Mit diesem unlogischen Wunsche schloß unser Herr seine gemurmelte Unterhaltung mit sich selbst und ging festen Schrittes auf das prächtige Haus zu, in welchem Miß Clifford mit ihrer Tante wohnte. Er klingelte. Nach einiger Zeit öffnete ein feister, junger Mensch mit schneeweißen Haaren (gepudert) die Thür und musterte ihn sehr langsam von den schmutzigen Stiefeln an bis allmälig herauf zu dem Schnurrbarte.

„Von welchem Herrn kommen Sie?“ frug der junge Weißkopf schnöde.
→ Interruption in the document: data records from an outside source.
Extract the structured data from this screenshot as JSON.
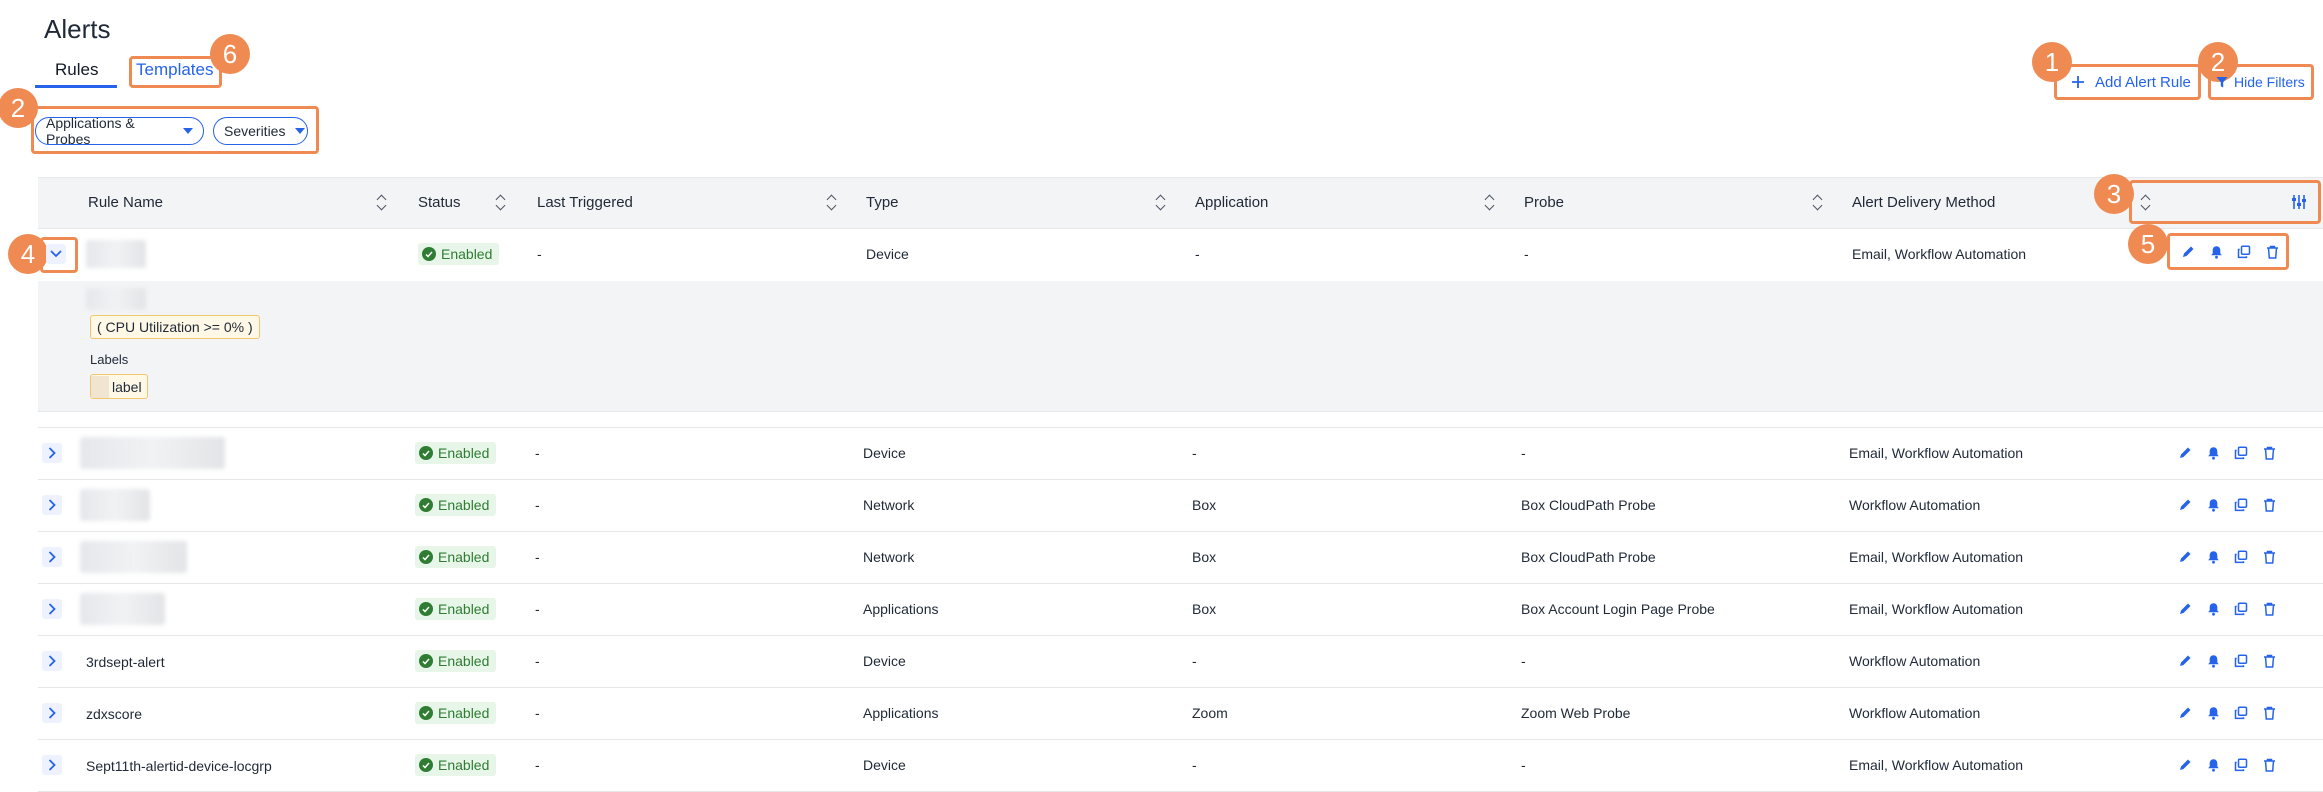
{
  "page": {
    "title": "Alerts"
  },
  "tabs": [
    {
      "label": "Rules"
    },
    {
      "label": "Templates"
    }
  ],
  "toolbar": {
    "add_alert_rule": "Add Alert Rule",
    "hide_filters": "Hide Filters"
  },
  "filters": [
    {
      "label": "Applications & Probes"
    },
    {
      "label": "Severities"
    }
  ],
  "callouts": [
    "1",
    "2",
    "2",
    "3",
    "4",
    "5",
    "6"
  ],
  "table": {
    "columns": [
      "Rule Name",
      "Status",
      "Last Triggered",
      "Type",
      "Application",
      "Probe",
      "Alert Delivery Method"
    ],
    "expanded": {
      "condition": "( CPU Utilization >= 0% )",
      "labels_heading": "Labels",
      "label_chip": "label"
    },
    "rows": [
      {
        "name": "",
        "status": "Enabled",
        "last_triggered": "-",
        "type": "Device",
        "application": "-",
        "probe": "-",
        "delivery": "Email, Workflow Automation"
      },
      {
        "name": "",
        "status": "Enabled",
        "last_triggered": "-",
        "type": "Device",
        "application": "-",
        "probe": "-",
        "delivery": "Email, Workflow Automation"
      },
      {
        "name": "",
        "status": "Enabled",
        "last_triggered": "-",
        "type": "Network",
        "application": "Box",
        "probe": "Box CloudPath Probe",
        "delivery": "Workflow Automation"
      },
      {
        "name": "",
        "status": "Enabled",
        "last_triggered": "-",
        "type": "Network",
        "application": "Box",
        "probe": "Box CloudPath Probe",
        "delivery": "Email, Workflow Automation"
      },
      {
        "name": "",
        "status": "Enabled",
        "last_triggered": "-",
        "type": "Applications",
        "application": "Box",
        "probe": "Box Account Login Page Probe",
        "delivery": "Email, Workflow Automation"
      },
      {
        "name": "3rdsept-alert",
        "status": "Enabled",
        "last_triggered": "-",
        "type": "Device",
        "application": "-",
        "probe": "-",
        "delivery": "Workflow Automation"
      },
      {
        "name": "zdxscore",
        "status": "Enabled",
        "last_triggered": "-",
        "type": "Applications",
        "application": "Zoom",
        "probe": "Zoom Web Probe",
        "delivery": "Workflow Automation"
      },
      {
        "name": "Sept11th-alertid-device-locgrp",
        "status": "Enabled",
        "last_triggered": "-",
        "type": "Device",
        "application": "-",
        "probe": "-",
        "delivery": "Email, Workflow Automation"
      }
    ]
  },
  "colors": {
    "accent": "#2563eb",
    "callout": "#ee8a52",
    "enabled": "#2e7d32"
  },
  "icons": [
    "plus-icon",
    "filter-icon",
    "column-settings-icon",
    "chevron-down-icon",
    "chevron-right-icon",
    "edit-icon",
    "bell-icon",
    "copy-icon",
    "trash-icon",
    "check-icon"
  ]
}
„Ich bin selbst der Herr!“

„Sie zogen die Bedientenglocke.“

„Melden Sie mich der Madame Powell. Ist Miß Clifford zu Hause?“

„Ihre Karte, Herr!“

„Ich liebe das Kartenspiel nicht. Doch hier ist etwas Geschriebenes.“ Er gab ihm das Brief-Couvert. Der Diener las: „Edward Custis, Esg.“ und war plötzlich lauter Verbeugung und Unterwürfigkeit. Wie ein Sklave öffnete er ihm die Thür zum Besuchzimmer und sprang die Treppe hinauf.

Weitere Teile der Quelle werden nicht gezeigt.